What This Means for Workers
The research suggests several practical implications:
If you’re in coding or software development: You’re in the surface exposure zone. The disruption is visible and accelerating. The survival strategy isn’t to compete with AI on code generation — it’s to develop the judgment, architecture, and stakeholder skills that AI can’t replicate.
If you’re in administrative, financial, legal, or healthcare roles: You’re in the subsurface zone. The disruption is happening now but isn’t being measured. Audit your daily tasks: what percentage involves information processing, documentation, pattern recognition, or routine analysis? That percentage is your exposure.

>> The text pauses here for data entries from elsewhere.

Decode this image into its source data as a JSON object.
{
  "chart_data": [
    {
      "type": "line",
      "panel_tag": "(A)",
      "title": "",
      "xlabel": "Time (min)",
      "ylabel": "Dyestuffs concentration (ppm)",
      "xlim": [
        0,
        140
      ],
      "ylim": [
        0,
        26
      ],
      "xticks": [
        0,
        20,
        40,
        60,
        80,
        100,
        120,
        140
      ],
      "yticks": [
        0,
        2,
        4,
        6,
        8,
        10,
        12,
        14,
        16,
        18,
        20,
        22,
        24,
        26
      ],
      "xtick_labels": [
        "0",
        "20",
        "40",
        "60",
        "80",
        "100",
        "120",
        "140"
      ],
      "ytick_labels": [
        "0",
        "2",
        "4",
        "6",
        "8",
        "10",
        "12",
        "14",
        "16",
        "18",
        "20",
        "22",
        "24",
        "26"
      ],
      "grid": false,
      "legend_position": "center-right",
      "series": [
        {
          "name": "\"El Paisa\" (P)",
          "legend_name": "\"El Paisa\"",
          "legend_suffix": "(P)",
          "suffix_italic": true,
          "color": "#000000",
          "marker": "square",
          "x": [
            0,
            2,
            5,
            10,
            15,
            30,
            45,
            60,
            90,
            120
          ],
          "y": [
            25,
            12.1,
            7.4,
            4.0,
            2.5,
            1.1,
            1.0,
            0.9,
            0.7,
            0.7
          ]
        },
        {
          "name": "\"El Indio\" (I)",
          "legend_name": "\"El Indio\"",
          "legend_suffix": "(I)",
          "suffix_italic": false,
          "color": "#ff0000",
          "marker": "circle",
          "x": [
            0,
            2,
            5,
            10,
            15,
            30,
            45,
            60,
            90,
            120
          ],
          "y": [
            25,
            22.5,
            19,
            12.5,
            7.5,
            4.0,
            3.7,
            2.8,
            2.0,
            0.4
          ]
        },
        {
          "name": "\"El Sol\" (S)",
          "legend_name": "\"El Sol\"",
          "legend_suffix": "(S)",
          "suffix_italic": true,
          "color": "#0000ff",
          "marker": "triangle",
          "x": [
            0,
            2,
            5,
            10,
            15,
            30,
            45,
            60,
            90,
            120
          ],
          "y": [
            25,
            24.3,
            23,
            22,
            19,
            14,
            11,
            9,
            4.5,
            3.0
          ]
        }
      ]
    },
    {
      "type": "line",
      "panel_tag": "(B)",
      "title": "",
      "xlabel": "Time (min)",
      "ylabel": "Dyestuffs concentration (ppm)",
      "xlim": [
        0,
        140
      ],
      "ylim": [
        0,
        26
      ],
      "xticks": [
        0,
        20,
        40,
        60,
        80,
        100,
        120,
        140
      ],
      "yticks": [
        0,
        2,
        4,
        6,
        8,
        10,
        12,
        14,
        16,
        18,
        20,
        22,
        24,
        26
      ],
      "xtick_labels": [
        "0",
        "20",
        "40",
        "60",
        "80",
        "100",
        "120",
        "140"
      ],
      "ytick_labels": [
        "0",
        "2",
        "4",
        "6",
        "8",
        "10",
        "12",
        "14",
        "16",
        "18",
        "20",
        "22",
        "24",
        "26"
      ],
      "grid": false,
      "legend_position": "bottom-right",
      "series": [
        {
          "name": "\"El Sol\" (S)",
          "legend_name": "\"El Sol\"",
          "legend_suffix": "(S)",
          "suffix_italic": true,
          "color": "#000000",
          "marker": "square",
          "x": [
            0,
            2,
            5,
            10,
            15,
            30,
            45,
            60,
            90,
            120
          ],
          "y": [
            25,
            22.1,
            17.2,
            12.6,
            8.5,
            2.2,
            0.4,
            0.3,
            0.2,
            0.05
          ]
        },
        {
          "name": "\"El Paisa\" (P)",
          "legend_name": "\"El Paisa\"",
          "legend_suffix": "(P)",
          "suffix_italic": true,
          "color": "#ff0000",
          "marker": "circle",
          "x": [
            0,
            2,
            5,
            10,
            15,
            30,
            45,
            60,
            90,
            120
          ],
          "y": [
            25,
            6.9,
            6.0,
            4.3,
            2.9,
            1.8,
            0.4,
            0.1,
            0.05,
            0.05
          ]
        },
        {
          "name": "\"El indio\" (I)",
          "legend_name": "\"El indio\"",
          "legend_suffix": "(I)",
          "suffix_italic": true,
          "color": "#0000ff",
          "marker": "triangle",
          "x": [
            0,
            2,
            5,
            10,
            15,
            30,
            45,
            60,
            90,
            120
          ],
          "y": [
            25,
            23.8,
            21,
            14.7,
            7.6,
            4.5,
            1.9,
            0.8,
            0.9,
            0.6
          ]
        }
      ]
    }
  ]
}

If you’re in New Zealand: The Iceberg Index maps US counties, but the skill decomposition applies globally. NZ’s economy — heavy on professional services, agriculture, and tourism — has significant subsurface exposure. The absence of headline-grabbing tech layoffs doesn’t mean absence of AI wage erosion.
The Measurement Crisis
Perhaps the most important finding isn’t the $2.4T number — it’s that we don’t have the tools to measure what’s happening. Traditional productivity metrics, designed for factories producing widgets, collapse when applied to cognitive services. When an LLM helps a physician complete documentation in 15 minutes instead of 45, there’s no unit of output, no quality benchmark, and no price signal that GDP accounting can capture.
Policymakers are making trillion-dollar decisions with instruments that cannot detect the phenomenon they’re trying to regulate.